Memang, di negeri ini tidak banyak nasionalis sejati, seperti Sabam Sirait, yang akhir akhir ini kerap disebut sebagai Ompung ini. Sikap konsisten selalu dijunjung tinggi sepanjang hidupnya, dan itulah yang membuatnya semakin dikenal oleh rekan-rekan politiknya.

Harus  diakui  tidak banyak politisi yang berhasil mengalami masa pemerintahan enam presiden, dan tetap konsisten menjaga nama baik. Sabam Sirait adalah diantara yang tidak banyak itu.

Sabam Sirait mengalamai masa pemerintahan Soekarno, Soeharto, Habibie, Gus Dur, Megawati, dan SBY.

Sabam juga pernah menjabat  anggota Dewan Pertimbangan Agung dua periode. 

"Papa tidak mewariskan kekayaan, tetapi memberi  contoh  nama baik," kata Maruarar Sirait, putera pertama Sabam.

Selama enam pemerintahan  yang dilauinya, Sabam memang  tidak tersangkut hukum.

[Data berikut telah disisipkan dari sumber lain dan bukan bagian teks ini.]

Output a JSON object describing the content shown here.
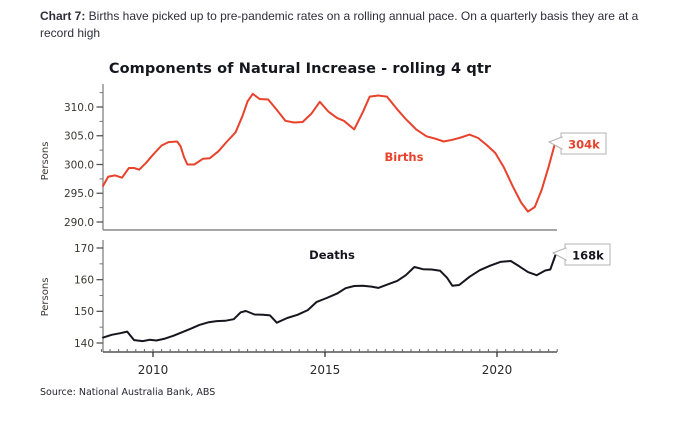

Dalam usianya yang sudah 79 tahun, Sabam  tetap konsisten memerjuangkan ide-ide brilyannya, dalam kancah politik.  Sabam Sirait menikah dengan isteri tercinta dr.Sondang br Sidabutar MM. dan dikarunyai Tuhan, empat anak, masing- masing : Maruarar Sirait,S.Ip, dr.Batara Imanuel Sirait Sp.OG, Johan Bakti Porsea Sirait, SH dan Mira br Sirait, S.Psi, MSi.  Juga beberapa cucu dari anak laki-laki dan perempuan.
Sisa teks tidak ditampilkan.